Other cases demonstrate widespread rejection of the position of the majority. In State Farm Mut. Auto. Ins. Co. v. Eubanks (C.A. 5, 1986), 785 F. 2d 1346, the court rejected an argument that each surviving beneficiary of the decedent was entitled to recover up to the maximum per-accident limitation of the policy. Rather, the court determined the “each person” language incorporated in the contract referred to individuals injured in an accident, not surviving relatives with claims.
The discussion by the majority that the holding in Dues v. Hodge, supra, may be distinguished from the law to be applied here is sieve-like. The majority states: “The distinction is that Dues concerned bodily injury while this case concerns wrongful death, for which each survivor is statutorily afforded a separate claim for damages. For this reason, the holding of Dues has no application to this case.” Clearly, the majority resolves the question to be decided by assuming it. It is somewhat satisfying that in at least some respect, however incorrectly, the majority recognizes the distinction that should be afforded the wrongful death statute herein. However, the majority, without any basis therefor, states that each survivor is statutorily afforded a separate claim for damages. So stating does not carry out the legislative intent of this section.
Additionally, the conclusion that Dues only applied to causes of action for bodily injury to one person and not to the resulting death of that person is completely unacceptable as not being based upon any reasonable interpretation of the verbiage of that opinion, nor of the policy provision there, or here. It is worthy of note in this regard to look to the commentary of the First District Court of Appeals in Dick, supra, on a similar position taken by the plaintiff administratrix in that case:
“Our holding is not affected by the absence of a specific reference to death in the wording of the ‘each person’ limitation as it appears in the underinsured motorist section of the policy. When the policy is read as a whole, it must be said that the limitation’s general reference to ‘all damages arising out of bodily injury to one person’ fairly contemplates those cases in which the bodily injury has resulted in death. Any doubt in this respect is eliminated by operation of the separate provision specifically making the limits of underinsured motorist coverage equivalent to those in effect for general liability insurance. Once the comprehensive definition of the limits contained in the general-liability section of the agreement is properly taken into consideration, it becomes clear that the $100,000 limitation stated on the declarations page for bodily injury to each person applies in this case to ‘all damages arising from bodily injury, sickness, disease, or death sustained by one person in any one occurrence.’ (Emphasis added.)” Dick, supra, at 31-32, 516 N.E. 2d at 1269.

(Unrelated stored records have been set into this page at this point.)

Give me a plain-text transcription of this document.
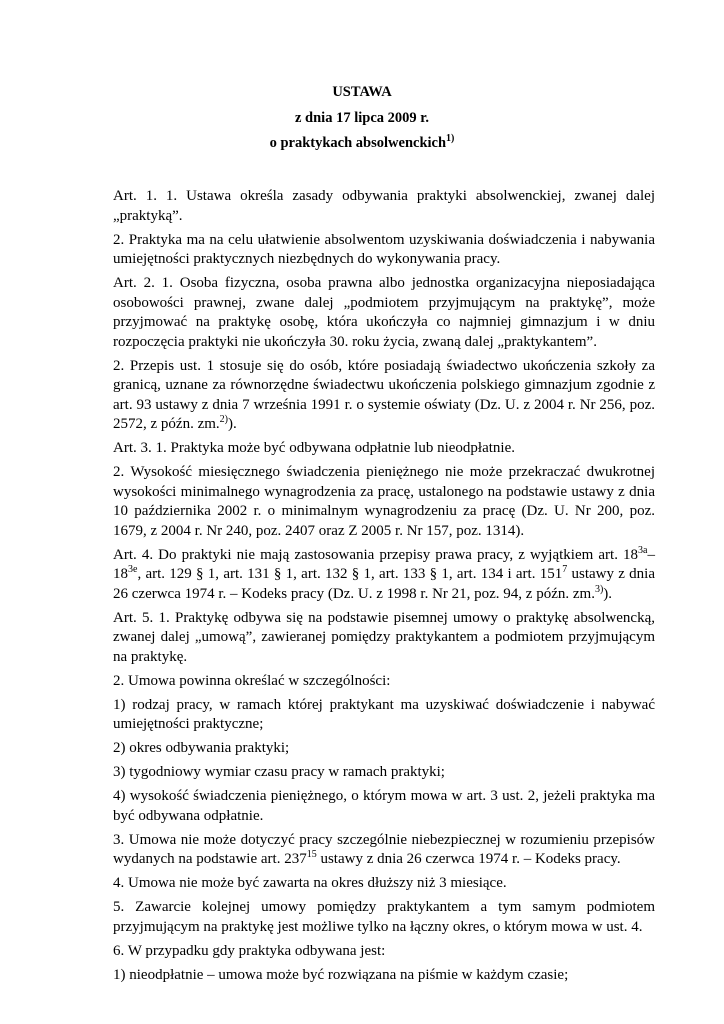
USTAWA
z dnia 17 lipca 2009 r.
o praktykach absolwenckich$^{1)}$

Art. 1. 1. Ustawa określa zasady odbywania praktyki absolwenckiej, zwanej dalej „praktyką”.

2. Praktyka ma na celu ułatwienie absolwentom uzyskiwania doświadczenia i nabywania umiejętności praktycznych niezbędnych do wykonywania pracy.

Art. 2. 1. Osoba fizyczna, osoba prawna albo jednostka organizacyjna nieposiadająca osobowości prawnej, zwane dalej „podmiotem przyjmującym na praktykę”, może przyjmować na praktykę osobę, która ukończyła co najmniej gimnazjum i w dniu rozpoczęcia praktyki nie ukończyła 30. roku życia, zwaną dalej „praktykantem”.

2. Przepis ust. 1 stosuje się do osób, które posiadają świadectwo ukończenia szkoły za granicą, uznane za równorzędne świadectwu ukończenia polskiego gimnazjum zgodnie z art. 93 ustawy z dnia 7 września 1991 r. o systemie oświaty (Dz. U. z 2004 r. Nr 256, poz. 2572, z późn. zm.$^{2)}$).

Art. 3. 1. Praktyka może być odbywana odpłatnie lub nieodpłatnie.

2. Wysokość miesięcznego świadczenia pieniężnego nie może przekraczać dwukrotnej wysokości minimalnego wynagrodzenia za pracę, ustalonego na podstawie ustawy z dnia 10 października 2002 r. o minimalnym wynagrodzeniu za pracę (Dz. U. Nr 200, poz. 1679, z 2004 r. Nr 240, poz. 2407 oraz Z 2005 r. Nr 157, poz. 1314).

Art. 4. Do praktyki nie mają zastosowania przepisy prawa pracy, z wyjątkiem art. $18^{3a}-18^{3e}$, art. 129 § 1, art. 131 § 1, art. 132 § 1, art. 133 § 1, art. 134 i art. $151^7$ ustawy z dnia 26 czerwca 1974 r. – Kodeks pracy (Dz. U. z 1998 r. Nr 21, poz. 94, z późn. zm.$^{3)}$).

Art. 5. 1. Praktykę odbywa się na podstawie pisemnej umowy o praktykę absolwencką, zwanej dalej „umową”, zawieranej pomiędzy praktykantem a podmiotem przyjmującym na praktykę.

2. Umowa powinna określać w szczególności:

1) rodzaj pracy, w ramach której praktykant ma uzyskiwać doświadczenie i nabywać umiejętności praktyczne;

2) okres odbywania praktyki;

3) tygodniowy wymiar czasu pracy w ramach praktyki;

4) wysokość świadczenia pieniężnego, o którym mowa w art. 3 ust. 2, jeżeli praktyka ma być odbywana odpłatnie.

3. Umowa nie może dotyczyć pracy szczególnie niebezpiecznej w rozumieniu przepisów wydanych na podstawie art. $237^{15}$ ustawy z dnia 26 czerwca 1974 r. – Kodeks pracy.

4. Umowa nie może być zawarta na okres dłuższy niż 3 miesiące.

5. Zawarcie kolejnej umowy pomiędzy praktykantem a tym samym podmiotem przyjmującym na praktykę jest możliwe tylko na łączny okres, o którym mowa w ust. 4.

6. W przypadku gdy praktyka odbywana jest:

1) nieodpłatnie – umowa może być rozwiązana na piśmie w każdym czasie;
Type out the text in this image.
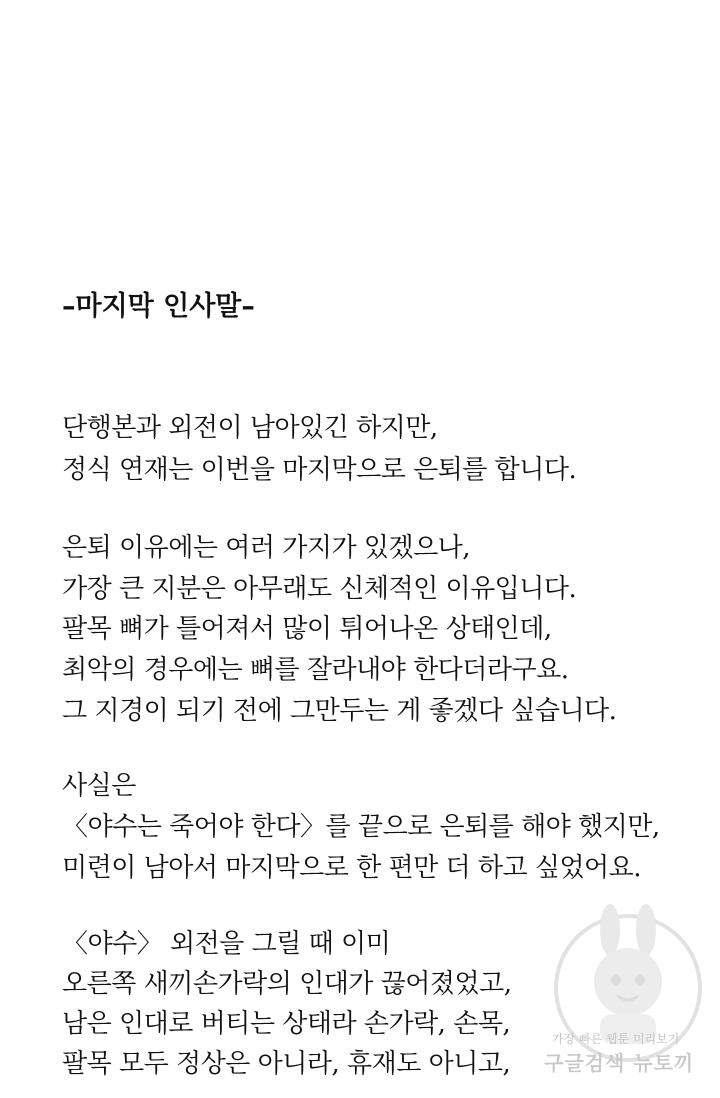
–마지막 인사말–
단행본과 외전이 남아있긴 하지만,
정식 연재는 이번을 마지막으로 은퇴를 합니다.
은퇴 이유에는 여러 가지가 있겠으나,
가장 큰 지분은 아무래도 신체적인 이유입니다.
팔목 뼈가 틀어져서 많이 튀어나온 상태인데,
최악의 경우에는 뼈를 잘라내야 한다더라구요.
그 지경이 되기 전에 그만두는 게 좋겠다 싶습니다.
사실은
〈야수는 죽어야 한다〉를 끝으로 은퇴를 해야 했지만,
미련이 남아서 마지막으로 한 편만 더 하고 싶었어요.
〈야수〉 외전을 그릴 때 이미
오른쪽 새끼손가락의 인대가 끊어졌었고,
남은 인대로 버티는 상태라 손가락, 손목,
팔목 모두 정상은 아니라, 휴재도 아니고,
가장 빠른 웹툰 미리보기
구글검색 뉴토끼
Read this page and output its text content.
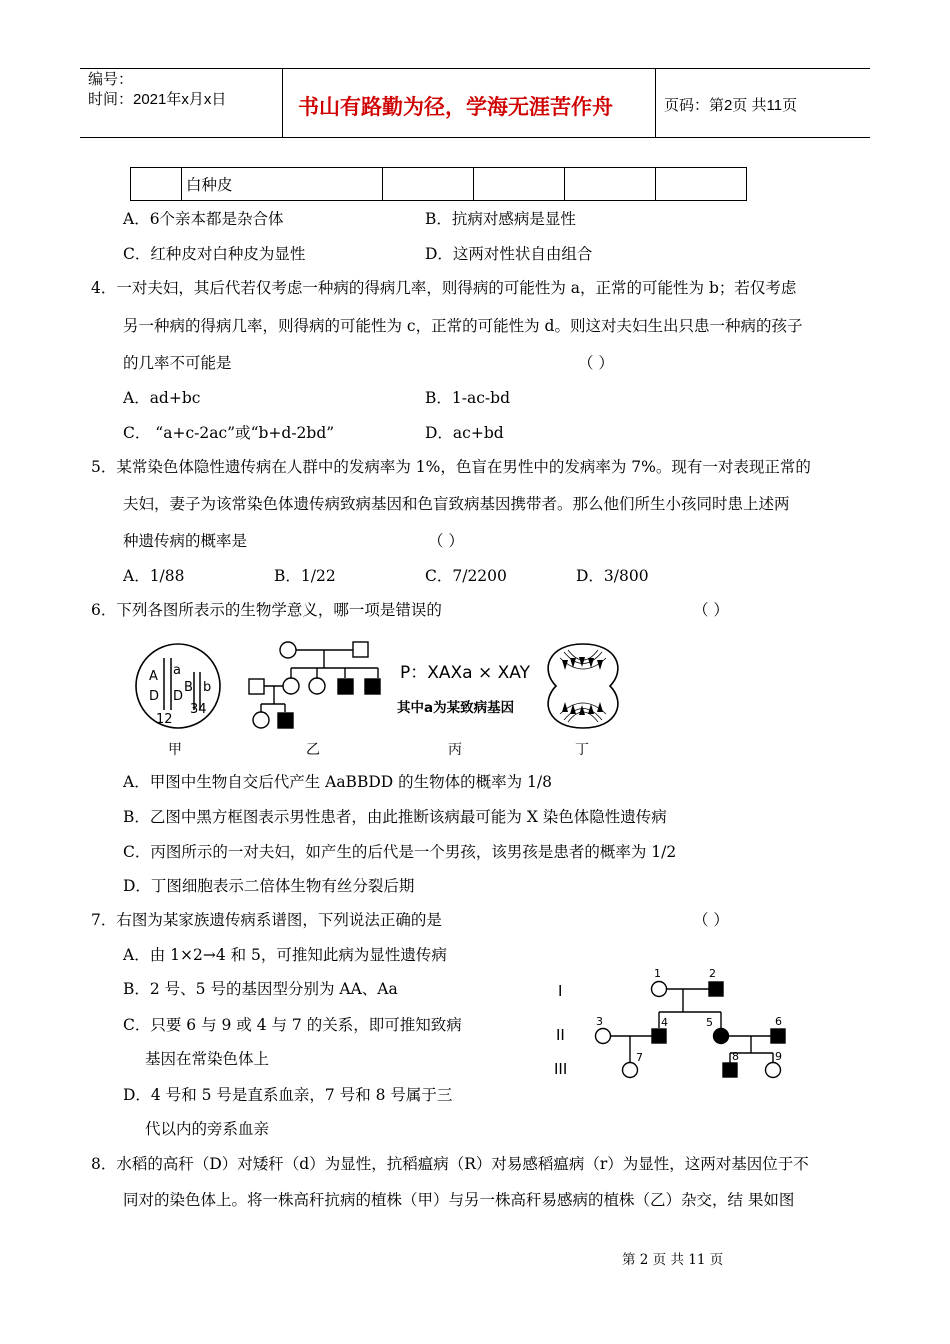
编号：
时间：2021年x月x日	书山有路勤为径，学海无涯苦作舟	页码：第2页 共11页
	白种皮				
A．6个亲本都是杂合体	B．抗病对感病是显性
C．红种皮对白种皮为显性	D．这两对性状自由组合
4．一对夫妇，其后代若仅考虑一种病的得病几率，则得病的可能性为 a，正常的可能性为 b；若仅考虑
另一种病的得病几率，则得病的可能性为 c，正常的可能性为 d。则这对夫妇生出只患一种病的孩子
的几率不可能是	（ ）
A．ad+bc	B．1-ac-bd
C． “a+c-2ac”或“b+d-2bd”	D．ac+bd
5．某常染色体隐性遗传病在人群中的发病率为 1%，色盲在男性中的发病率为 7%。现有一对表现正常的
夫妇，妻子为该常染色体遗传病致病基因和色盲致病基因携带者。那么他们所生小孩同时患上述两
种遗传病的概率是	（ ）
A．1/88	B．1/22	C．7/2200	D．3/800
6．下列各图所表示的生物学意义，哪一项是错误的	（ ）
A a
D D
B b
12
34
甲	乙
P：XAXa × XAY
其中a为某致病基因
丙	丁
A．甲图中生物自交后代产生 AaBBDD 的生物体的概率为 1/8
B．乙图中黑方框图表示男性患者，由此推断该病最可能为 X 染色体隐性遗传病
C．丙图所示的一对夫妇，如产生的后代是一个男孩，该男孩是患者的概率为 1/2
D．丁图细胞表示二倍体生物有丝分裂后期
7．右图为某家族遗传病系谱图，下列说法正确的是	（ ）
A．由 1×2→4 和 5，可推知此病为显性遗传病
B．2 号、5 号的基因型分别为 AA、Aa
C．只要 6 与 9 或 4 与 7 的关系，即可推知致病
基因在常染色体上
D．4 号和 5 号是直系血亲，7 号和 8 号属于三
代以内的旁系血亲
I
II
III
1	2
3	4	5	6
7	8	9
8．水稻的高秆（D）对矮秆（d）为显性，抗稻瘟病（R）对易感稻瘟病（r）为显性，这两对基因位于不
同对的染色体上。将一株高秆抗病的植株（甲）与另一株高秆易感病的植株（乙）杂交，结 果如图
第 2 页 共 11 页
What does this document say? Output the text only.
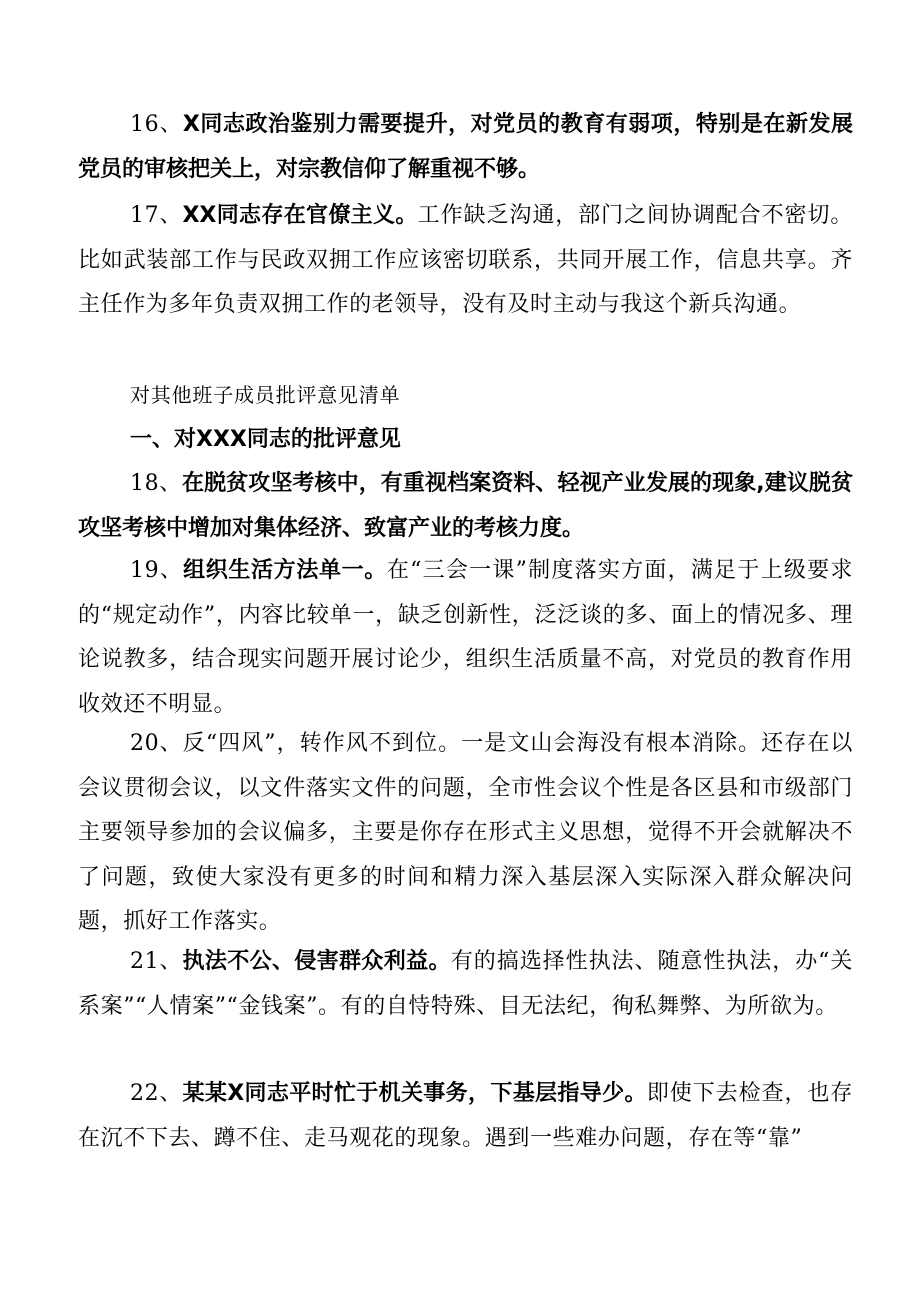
16、X同志政治鉴别力需要提升，对党员的教育有弱项，特别是在新发展党员的审核把关上，对宗教信仰了解重视不够。

17、XX同志存在官僚主义。工作缺乏沟通，部门之间协调配合不密切。比如武装部工作与民政双拥工作应该密切联系，共同开展工作，信息共享。齐主任作为多年负责双拥工作的老领导，没有及时主动与我这个新兵沟通。

对其他班子成员批评意见清单

一、对XXX同志的批评意见

18、在脱贫攻坚考核中，有重视档案资料、轻视产业发展的现象,建议脱贫攻坚考核中增加对集体经济、致富产业的考核力度。

19、组织生活方法单一。在“三会一课”制度落实方面，满足于上级要求的“规定动作”，内容比较单一，缺乏创新性，泛泛谈的多、面上的情况多、理论说教多，结合现实问题开展讨论少，组织生活质量不高，对党员的教育作用收效还不明显。

20、反“四风”，转作风不到位。一是文山会海没有根本消除。还存在以会议贯彻会议，以文件落实文件的问题，全市性会议个性是各区县和市级部门主要领导参加的会议偏多，主要是你存在形式主义思想，觉得不开会就解决不了问题，致使大家没有更多的时间和精力深入基层深入实际深入群众解决问题，抓好工作落实。

21、执法不公、侵害群众利益。有的搞选择性执法、随意性执法，办“关系案”“人情案”“金钱案”。有的自恃特殊、目无法纪，徇私舞弊、为所欲为。

22、某某X同志平时忙于机关事务，下基层指导少。即使下去检查，也存在沉不下去、蹲不住、走马观花的现象。遇到一些难办问题，存在等“靠”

Accordingly, I would hold that the court of appeals was correct in concluding that the survivors of the insured decedent here had one collective claim for wrongful death, and that such combined claim may be limited to the single person’s limit of liability in the insured’s underinsured motorist policy. In that the majority has held otherwise, I herewith dissent from this portion of the opinion.
Moyer, C. J., and Wright, J., concur in the foregoing opinion.